As God sees the wickedness of our hearts (Jeremiah 17:9-10), Romans 1 goes on to describe a giving over to our own lusts. Thus, the restraint He has graciously given us in the form of conscience gradually gets eroded until we self-destruct. This is the path I see the United States on, as a society.
As we contemplate the devastation of a mass shooting, it rightly grieves and angers us. We inherently know that it is evil. We hunger for justice for the perpetrators and mourn the loss suffered by the victims and their loved ones.
Let us consider our desire for justice and our anger towards evil not only gifts from God but a reflection of His image upon us. Allow that to shape the realization that there is an ultimate Source of right and wrong. Let us NOT dodge the sobering reality that our sinful hearts are capable of as of great of evil as we condemn in others (see again Jeremiah 17:9).
As post-modernism has steadily eroded our morality, our sinful hearts have been left to feast on our own depravity, while our nation continually moves farther away from God.
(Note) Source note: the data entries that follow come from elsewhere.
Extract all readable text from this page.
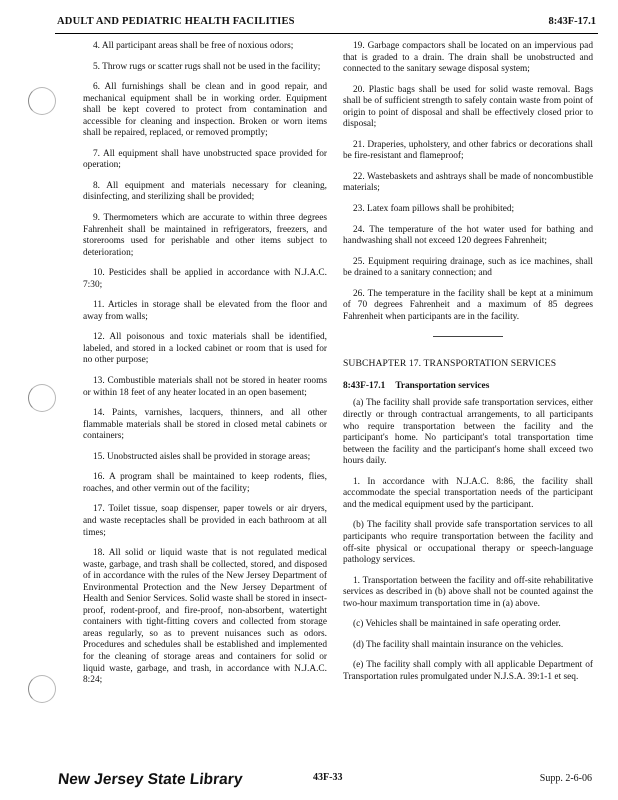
ADULT AND PEDIATRIC HEALTH FACILITIES	8:43F-17.1

4. All participant areas shall be free of noxious odors;

5. Throw rugs or scatter rugs shall not be used in the facility;

6. All furnishings shall be clean and in good repair, and mechanical equipment shall be in working order. Equipment shall be kept covered to protect from contamination and accessible for cleaning and inspection. Broken or worn items shall be repaired, replaced, or removed promptly;

7. All equipment shall have unobstructed space provided for operation;

8. All equipment and materials necessary for cleaning, disinfecting, and sterilizing shall be provided;

9. Thermometers which are accurate to within three degrees Fahrenheit shall be maintained in refrigerators, freezers, and storerooms used for perishable and other items subject to deterioration;

10. Pesticides shall be applied in accordance with N.J.A.C. 7:30;

11. Articles in storage shall be elevated from the floor and away from walls;

12. All poisonous and toxic materials shall be identified, labeled, and stored in a locked cabinet or room that is used for no other purpose;

13. Combustible materials shall not be stored in heater rooms or within 18 feet of any heater located in an open basement;

14. Paints, varnishes, lacquers, thinners, and all other flammable materials shall be stored in closed metal cabinets or containers;

15. Unobstructed aisles shall be provided in storage areas;

16. A program shall be maintained to keep rodents, flies, roaches, and other vermin out of the facility;

17. Toilet tissue, soap dispenser, paper towels or air dryers, and waste receptacles shall be provided in each bathroom at all times;

18. All solid or liquid waste that is not regulated medical waste, garbage, and trash shall be collected, stored, and disposed of in accordance with the rules of the New Jersey Department of Environmental Protection and the New Jersey Department of Health and Senior Services. Solid waste shall be stored in insect-proof, rodent-proof, and fire-proof, non-absorbent, watertight containers with tight-fitting covers and collected from storage areas regularly, so as to prevent nuisances such as odors. Procedures and schedules shall be established and implemented for the cleaning of storage areas and containers for solid or liquid waste, garbage, and trash, in accordance with N.J.A.C. 8:24;

19. Garbage compactors shall be located on an impervious pad that is graded to a drain. The drain shall be unobstructed and connected to the sanitary sewage disposal system;

20. Plastic bags shall be used for solid waste removal. Bags shall be of sufficient strength to safely contain waste from point of origin to point of disposal and shall be effectively closed prior to disposal;

21. Draperies, upholstery, and other fabrics or decorations shall be fire-resistant and flameproof;

22. Wastebaskets and ashtrays shall be made of noncombustible materials;

23. Latex foam pillows shall be prohibited;

24. The temperature of the hot water used for bathing and handwashing shall not exceed 120 degrees Fahrenheit;

25. Equipment requiring drainage, such as ice machines, shall be drained to a sanitary connection; and

26. The temperature in the facility shall be kept at a minimum of 70 degrees Fahrenheit and a maximum of 85 degrees Fahrenheit when participants are in the facility.

SUBCHAPTER 17. TRANSPORTATION SERVICES
8:43F-17.1 Transportation services

(a) The facility shall provide safe transportation services, either directly or through contractual arrangements, to all participants who require transportation between the facility and the participant's home. No participant's total transportation time between the facility and the participant's home shall exceed two hours daily.

1. In accordance with N.J.A.C. 8:86, the facility shall accommodate the special transportation needs of the participant and the medical equipment used by the participant.

(b) The facility shall provide safe transportation services to all participants who require transportation between the facility and off-site physical or occupational therapy or speech-language pathology services.

1. Transportation between the facility and off-site rehabilitative services as described in (b) above shall not be counted against the two-hour maximum transportation time in (a) above.

(c) Vehicles shall be maintained in safe operating order.

(d) The facility shall maintain insurance on the vehicles.

(e) The facility shall comply with all applicable Department of Transportation rules promulgated under N.J.S.A. 39:1-1 et seq.

New Jersey State Library	43F-33	Supp. 2-6-06
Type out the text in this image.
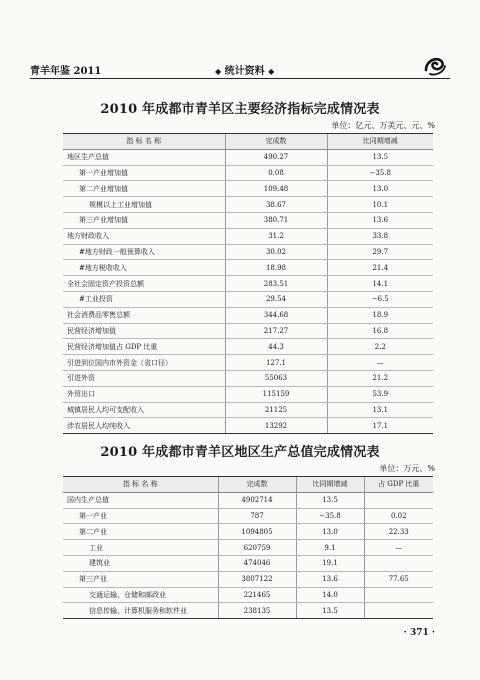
青羊年鉴 2011	◆ 统计资料 ◆
2010 年成都市青羊区主要经济指标完成情况表
单位：亿元、万美元、元、%
指 标 名 称	完成数	比同期增减
地区生产总值	490.27	13.5
第一产业增加值	0.08	−35.8
第二产业增加值	109.48	13.0
规模以上工业增加值	38.67	10.1
第三产业增加值	380.71	13.6
地方财政收入	31.2	33.8
#地方财政一般预算收入	30.02	29.7
#地方税收收入	18.98	21.4
全社会固定资产投资总额	283.51	14.1
#工业投资	29.54	−6.5
社会消费品零售总额	344.68	18.9
民营经济增加值	217.27	16.8
民营经济增加值占 GDP 比重	44.3	2.2
引进到位国内市外资金（省口径）	127.1	—
引进外资	55063	21.2
外贸出口	115159	53.9
城镇居民人均可支配收入	21125	13.1
涉农居民人均纯收入	13292	17.1
2010 年成都市青羊区地区生产总值完成情况表
单位：万元、%
指 标 名 称	完成数	比同期增减	占 GDP 比重
国内生产总值	4902714	13.5	
第一产业	787	−35.8	0.02
第二产业	1094805	13.0	22.33
工业	620759	9.1	—
建筑业	474046	19.1	
第三产业	3807122	13.6	77.65
交通运输、仓储和邮政业	221465	14.0	
信息传输、计算机服务和软件业	238135	13.5	
· 371 ·
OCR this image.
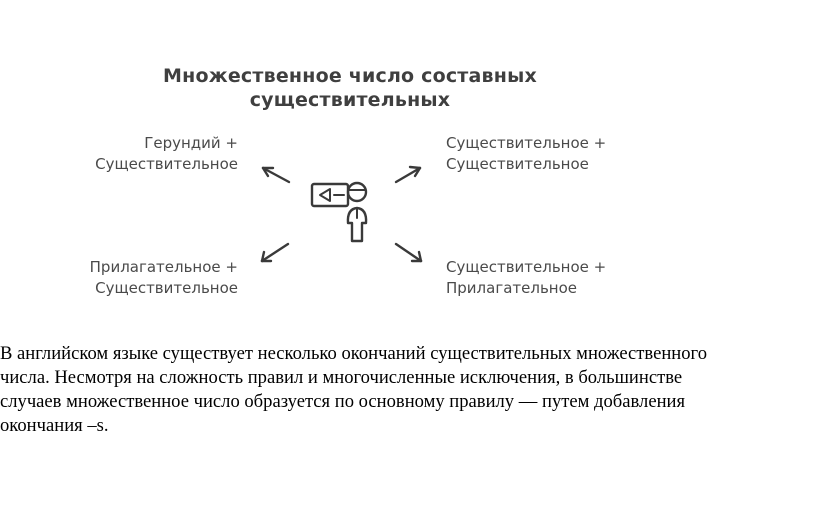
Множественное число составных
существительных
Герундий +
Существительное
Существительное +
Существительное
Прилагательное +
Существительное
Существительное +
Прилагательное
В английском языке существует несколько окончаний существительных множественного
числа. Несмотря на сложность правил и многочисленные исключения, в большинстве
случаев множественное число образуется по основному правилу — путем добавления
окончания –s.
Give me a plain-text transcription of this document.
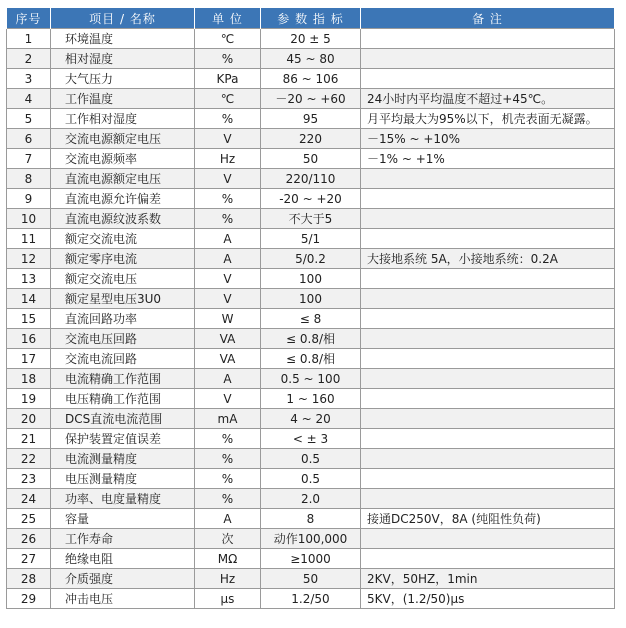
序号	项目 / 名称	单 位	参 数 指 标	备 注
1	环境温度	℃	20 ± 5	
2	相对湿度	%	45 ~ 80	
3	大气压力	KPa	86 ~ 106	
4	工作温度	℃	－20 ~ +60	24小时内平均温度不超过+45℃。
5	工作相对湿度	%	95	月平均最大为95%以下，机壳表面无凝露。
6	交流电源额定电压	V	220	－15% ~ +10%
7	交流电源频率	Hz	50	－1% ~ +1%
8	直流电源额定电压	V	220/110	
9	直流电源允许偏差	%	-20 ~ +20	
10	直流电源纹波系数	%	不大于5	
11	额定交流电流	A	5/1	
12	额定零序电流	A	5/0.2	大接地系统 5A，小接地系统：0.2A
13	额定交流电压	V	100	
14	额定星型电压3U0	V	100	
15	直流回路功率	W	≤ 8	
16	交流电压回路	VA	≤ 0.8/相	
17	交流电流回路	VA	≤ 0.8/相	
18	电流精确工作范围	A	0.5 ~ 100	
19	电压精确工作范围	V	1 ~ 160	
20	DCS直流电流范围	mA	4 ~ 20	
21	保护装置定值误差	%	< ± 3	
22	电流测量精度	%	0.5	
23	电压测量精度	%	0.5	
24	功率、电度量精度	%	2.0	
25	容量	A	8	接通DC250V，8A (纯阻性负荷)
26	工作寿命	次	动作100,000	
27	绝缘电阻	MΩ	≥1000	
28	介质强度	Hz	50	2KV，50HZ，1min
29	冲击电压	μs	1.2/50	5KV，(1.2/50)μs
The destruction we see in things like mass shootings is one of the consequences of this chain of events.
The most important thing is for each of us to examine our hearts to see where we stand before the God to Whom we will all give account (Romans 14:12, 1 Peter 4:5).
This is one of the most sobering posts I’ve written. I welcome questions, respectful comments (even from those who disagree), and other thoughts on the “why” of mass shootings. Thank you for reading!